Should they reconsider the e-bike ban?

E-bike owners, mobility advocates, and more e-bike owners were enraged with the recent announcement from the Metro Manila Development Authority. The MMDA has published Regulation No. 24-022 series of 2024 that bans e-bikes and e-trikes, along with tricycles, pedicabs, pushcarts, and kuligligs from major roads in Metro Manila. 

It’s also more of an amendment to MMDA Resolution No. 16-08 Series of 2016 that bans tricycles, pushcarts, pedicabs, and kuligligs from major circumferential and radial roads in Metro Manila. Only this new resolution added e-bikes, e-trikes, and a few more roads. 

Along with the ban, the new resolution is also implementing something new. Drivers of e-bikes and e-trikes should have a driver’s license. If they are caught without one, the MMDA will have their vehicle impounded in addition to the PHP 2,500 fine. 

What most people fail to realize is this resolution isn’t from the MMDA alone. They were the one who announced it, but discussion for this and final approval involved the Metro Manila Council. MMC is composed of the Mayors of all the cities in Metro Manila. For sure, their decision involved studies, ground work, and feedback from their respective traffic bureaus regarding the behavior of e-bike and e-trike drivers in public. 

But just how did we end up in this situation? 

If you remember, prior to the pandemic, e-bikes were already gaining traction as an alternative means of transportation. However, as far as I remember in my life in QC back then, they were orderly and were used in short distances. The most they’ll go to are palengkes and small groceries that are near housing projects or subdivisions. 

Things started getting out of hand ironically when the pandemic was starting to fade away. Public transportation returned in tranches due to long discussions on how we can maintain safety in a public vehicle. This meant those who need to travel longer distances with a jeepney are left with no choice but to hire a cab, Grab, or pay significantly more for their tricycle to cross TODA boundaries.
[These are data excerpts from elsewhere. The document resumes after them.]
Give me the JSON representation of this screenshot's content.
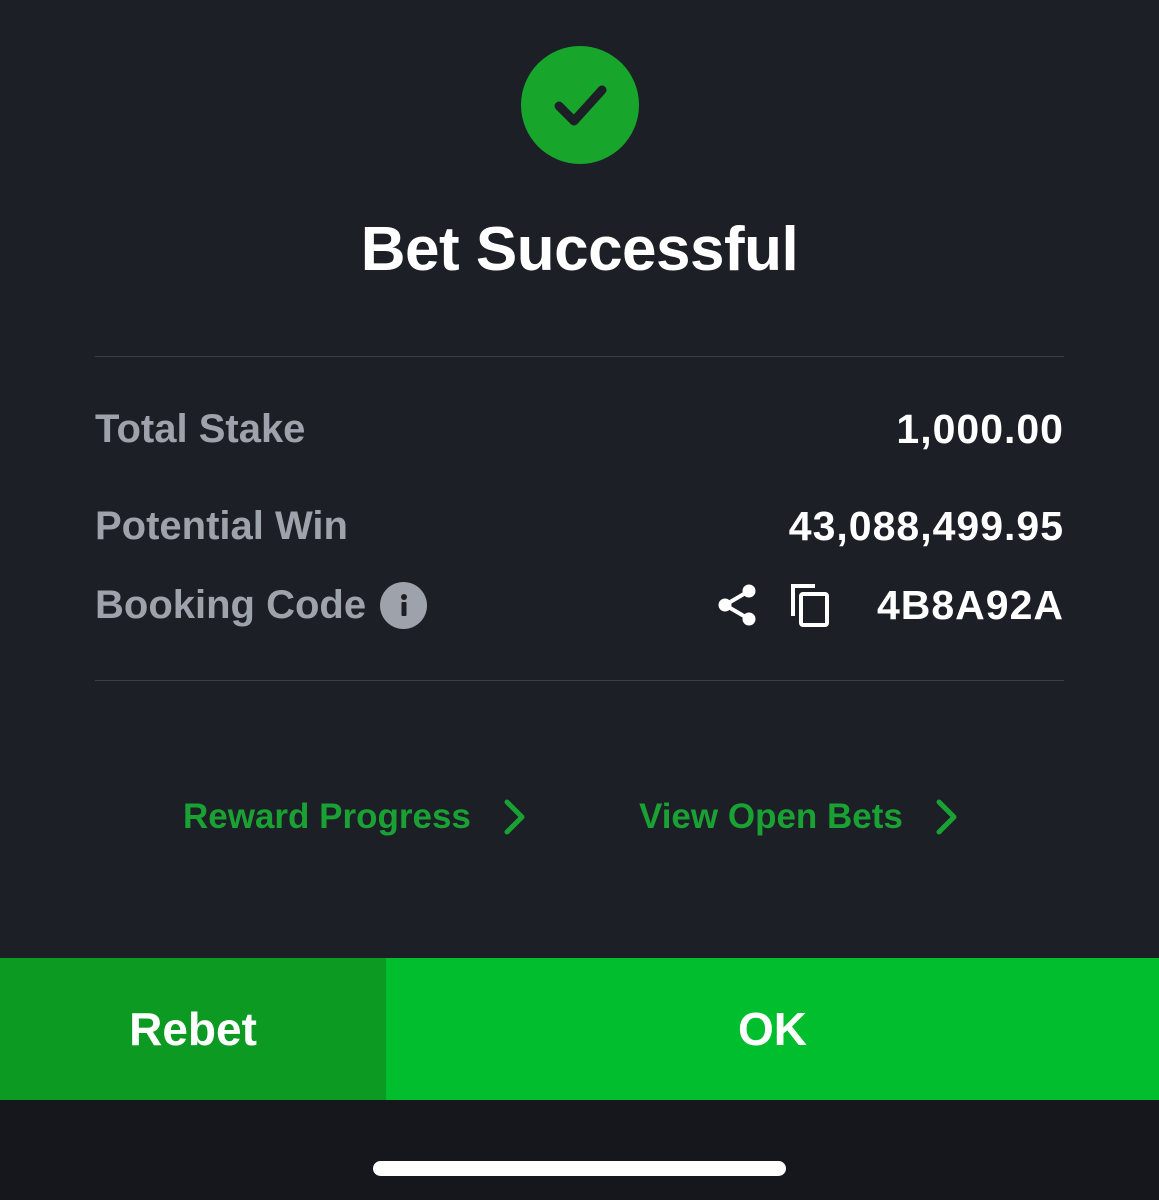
{
  "header": {
    "status_icon": "check-circle-icon",
    "title": "Bet Successful"
  },
  "details": {
    "total_stake": {
      "label": "Total Stake",
      "value": "1,000.00"
    },
    "potential_win": {
      "label": "Potential Win",
      "value": "43,088,499.95"
    },
    "booking_code": {
      "label": "Booking Code",
      "info_icon": "info-icon",
      "share_icon": "share-icon",
      "copy_icon": "copy-icon",
      "value": "4B8A92A"
    }
  },
  "links": {
    "reward_progress": "Reward Progress",
    "view_open_bets": "View Open Bets"
  },
  "buttons": {
    "rebet": "Rebet",
    "ok": "OK"
  },
  "colors": {
    "background": "#1c1f26",
    "success_green": "#18a52c",
    "link_green": "#1aa133",
    "rebet_green": "#0c9a23",
    "ok_green": "#00be2e",
    "label_gray": "#9ea2ab"
  }
}
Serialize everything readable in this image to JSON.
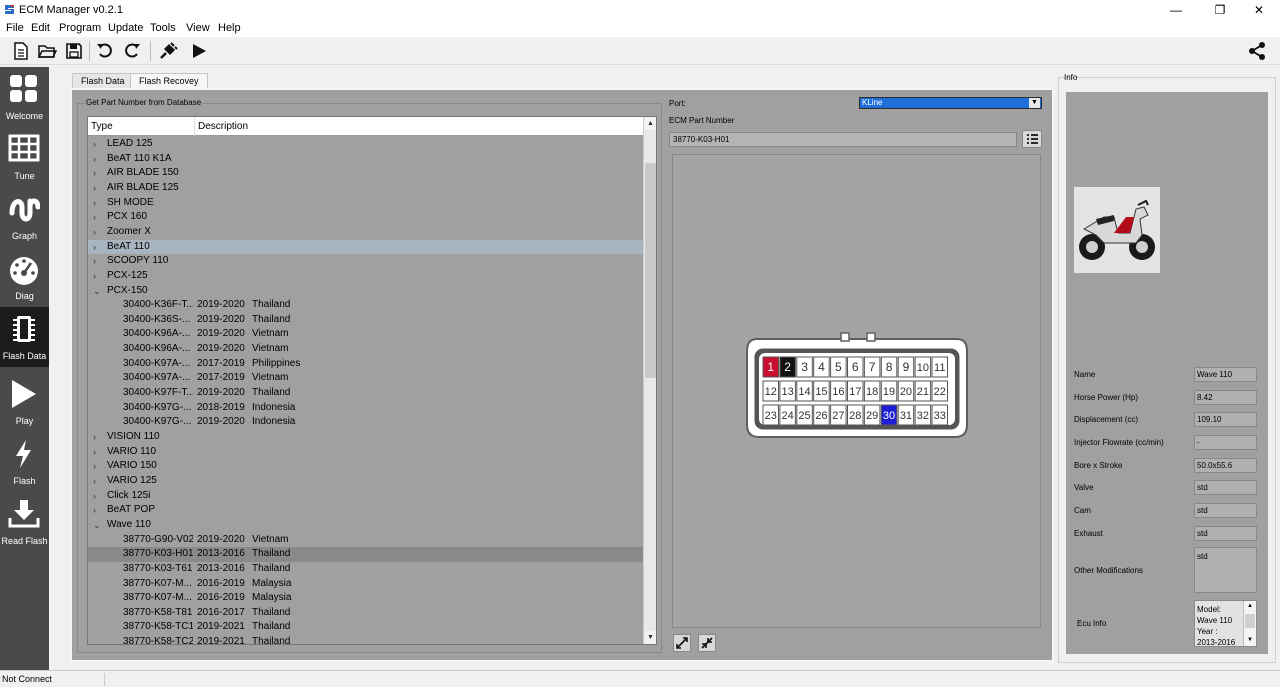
{
  "window": {
    "title": "ECM Manager v0.2.1",
    "controls": [
      "—",
      "❐",
      "✕"
    ]
  },
  "menu": [
    "File",
    "Edit",
    "Program",
    "Update",
    "Tools",
    "View",
    "Help"
  ],
  "toolbar": {
    "icons": [
      "new-file-icon",
      "open-folder-icon",
      "save-icon",
      "undo-icon",
      "redo-icon",
      "plug-icon",
      "play-icon"
    ],
    "right_icon": "share-icon"
  },
  "sidebar": [
    {
      "label": "Welcome",
      "icon": "grid-icon"
    },
    {
      "label": "Tune",
      "icon": "table-icon"
    },
    {
      "label": "Graph",
      "icon": "graph-icon"
    },
    {
      "label": "Diag",
      "icon": "gauge-icon"
    },
    {
      "label": "Flash Data",
      "icon": "chip-icon",
      "active": true
    },
    {
      "label": "Play",
      "icon": "play-icon"
    },
    {
      "label": "Flash",
      "icon": "lightning-icon"
    },
    {
      "label": "Read Flash",
      "icon": "download-icon"
    }
  ],
  "tabs": [
    {
      "label": "Flash Data"
    },
    {
      "label": "Flash Recovey",
      "active": true
    }
  ],
  "database": {
    "group_title": "Get Part Number from Database",
    "columns": [
      "Type",
      "Description"
    ],
    "rows": [
      {
        "kind": "group",
        "expanded": false,
        "type": "LEAD 125"
      },
      {
        "kind": "group",
        "expanded": false,
        "type": "BeAT 110 K1A"
      },
      {
        "kind": "group",
        "expanded": false,
        "type": "AIR BLADE 150"
      },
      {
        "kind": "group",
        "expanded": false,
        "type": "AIR BLADE 125"
      },
      {
        "kind": "group",
        "expanded": false,
        "type": "SH MODE"
      },
      {
        "kind": "group",
        "expanded": false,
        "type": "PCX 160"
      },
      {
        "kind": "group",
        "expanded": false,
        "type": "Zoomer X"
      },
      {
        "kind": "group",
        "expanded": false,
        "type": "BeAT 110",
        "highlight": "light"
      },
      {
        "kind": "group",
        "expanded": false,
        "type": "SCOOPY 110"
      },
      {
        "kind": "group",
        "expanded": false,
        "type": "PCX-125"
      },
      {
        "kind": "group",
        "expanded": true,
        "type": "PCX-150"
      },
      {
        "kind": "child",
        "type": "30400-K36F-T...",
        "year": "2019-2020",
        "country": "Thailand"
      },
      {
        "kind": "child",
        "type": "30400-K36S-...",
        "year": "2019-2020",
        "country": "Thailand"
      },
      {
        "kind": "child",
        "type": "30400-K96A-...",
        "year": "2019-2020",
        "country": "Vietnam"
      },
      {
        "kind": "child",
        "type": "30400-K96A-...",
        "year": "2019-2020",
        "country": "Vietnam"
      },
      {
        "kind": "child",
        "type": "30400-K97A-...",
        "year": "2017-2019",
        "country": "Philippines"
      },
      {
        "kind": "child",
        "type": "30400-K97A-...",
        "year": "2017-2019",
        "country": "Vietnam"
      },
      {
        "kind": "child",
        "type": "30400-K97F-T...",
        "year": "2019-2020",
        "country": "Thailand"
      },
      {
        "kind": "child",
        "type": "30400-K97G-...",
        "year": "2018-2019",
        "country": "Indonesia"
      },
      {
        "kind": "child",
        "type": "30400-K97G-...",
        "year": "2019-2020",
        "country": "Indonesia"
      },
      {
        "kind": "group",
        "expanded": false,
        "type": "VISION 110"
      },
      {
        "kind": "group",
        "expanded": false,
        "type": "VARIO 110"
      },
      {
        "kind": "group",
        "expanded": false,
        "type": "VARIO 150"
      },
      {
        "kind": "group",
        "expanded": false,
        "type": "VARIO 125"
      },
      {
        "kind": "group",
        "expanded": false,
        "type": "Click 125i"
      },
      {
        "kind": "group",
        "expanded": false,
        "type": "BeAT POP"
      },
      {
        "kind": "group",
        "expanded": true,
        "type": "Wave 110"
      },
      {
        "kind": "child",
        "type": "38770-G90-V02",
        "year": "2019-2020",
        "country": "Vietnam"
      },
      {
        "kind": "child",
        "type": "38770-K03-H01",
        "year": "2013-2016",
        "country": "Thailand",
        "highlight": "dark"
      },
      {
        "kind": "child",
        "type": "38770-K03-T61",
        "year": "2013-2016",
        "country": "Thailand"
      },
      {
        "kind": "child",
        "type": "38770-K07-M...",
        "year": "2016-2019",
        "country": "Malaysia"
      },
      {
        "kind": "child",
        "type": "38770-K07-M...",
        "year": "2016-2019",
        "country": "Malaysia"
      },
      {
        "kind": "child",
        "type": "38770-K58-T81",
        "year": "2016-2017",
        "country": "Thailand"
      },
      {
        "kind": "child",
        "type": "38770-K58-TC1",
        "year": "2019-2021",
        "country": "Thailand"
      },
      {
        "kind": "child",
        "type": "38770-K58-TC2",
        "year": "2019-2021",
        "country": "Thailand"
      }
    ]
  },
  "port": {
    "label": "Port:",
    "value": "KLine"
  },
  "ecm_part": {
    "label": "ECM Part Number",
    "value": "38770-K03-H01"
  },
  "connector": {
    "pins": [
      [
        "1",
        "2",
        "3",
        "4",
        "5",
        "6",
        "7",
        "8",
        "9",
        "10",
        "11"
      ],
      [
        "12",
        "13",
        "14",
        "15",
        "16",
        "17",
        "18",
        "19",
        "20",
        "21",
        "22"
      ],
      [
        "23",
        "24",
        "25",
        "26",
        "27",
        "28",
        "29",
        "30",
        "31",
        "32",
        "33"
      ]
    ],
    "pin_colors": {
      "1": "#c8102e",
      "2": "#111111",
      "30": "#1f1fd6"
    },
    "default_pin_color": "#ffffff"
  },
  "info": {
    "title": "Info",
    "fields": [
      {
        "label": "Name",
        "value": "Wave 110"
      },
      {
        "label": "Horse Power (Hp)",
        "value": "8.42"
      },
      {
        "label": "Displacement (cc)",
        "value": "109.10"
      },
      {
        "label": "Injector Flowrate (cc/min)",
        "value": "-"
      },
      {
        "label": "Bore x Stroke",
        "value": "50.0x55.6"
      },
      {
        "label": "Valve",
        "value": "std"
      },
      {
        "label": "Cam",
        "value": "std"
      },
      {
        "label": "Exhaust",
        "value": "std"
      }
    ],
    "other_mod_label": "Other Modifications",
    "other_mod_value": "std",
    "ecu_info_label": "Ecu Info",
    "ecu_info_lines": [
      "Model:",
      "Wave 110",
      "Year :",
      "2013-2016"
    ]
  },
  "status": {
    "text": "Not Connect"
  }
}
Doing this repeatedly will add up to a hefty sum in one’s pocket, thus the e-bikes and e-trikes started making sense for many middle class families. 

The problem with this is many of them do not know the rules of the road, or even the proper etiquette. The most I’ve encountered are those making a turn or changing lanes without using their side mirrors or looking if there’s a vehicle on their side first. Then there are those who bypass the stoplight of an intersection and go along the pedestrian lanes, so they can cross, before going back to the road. The bravest ones will go out in the widest section of Commonwealth Ave. and go through all those lanes, just to make a U-turn, then do the same again on the other side. These are just three of their many common errors on the road. For more reference, check your preferred social media platform. 

Mobility advocates say this resolution is anti-poor and anti-mobility. I’d agree with them if not for the fact that many e-bike owners and drivers abused the leniency given to them. How many times have you seen an e-bike blatantly not follow the rules? They will disregard something as simple as a red light because they know that in case of an accident, they’ll have no liability to the other party. It’s more than the usual ‘kamot-ulo’ used by jeepney drivers and tricycle drivers, this is plain arrogance. 

Some say that instead of a ban, the MMDA should just educate these people so they’ll behave better on the road. Sweetie, it’s not their responsibility to teach the public about the rules. It’s on the individual to learn, which is why there are driving schools all over the metro. 

There are legit concerns though about the new rule. How about the literal e-bikes, those 2-wheeled bicycles with a battery pack, that traverse bike lanes on the roads included in the ban? The couriers who use the same vehicle in their deliveries? How can people go to nearby establishments – groceries, banks, pharmacies, etc – that are placed on the included roads with no alternative nearby? 

It’s unfortunate that the innocent ones were included in this ban. However, this solution is fit for the time being. How else can you regulate e-bikes when there are already too many on the road? It’s also very easy to acquire them both new and second-hand. Limiting their mobility and requiring a driver’s license are good first steps to be on the good side of authority. Now, advocates should focus their attention on educating others to avoid getting more restrictions.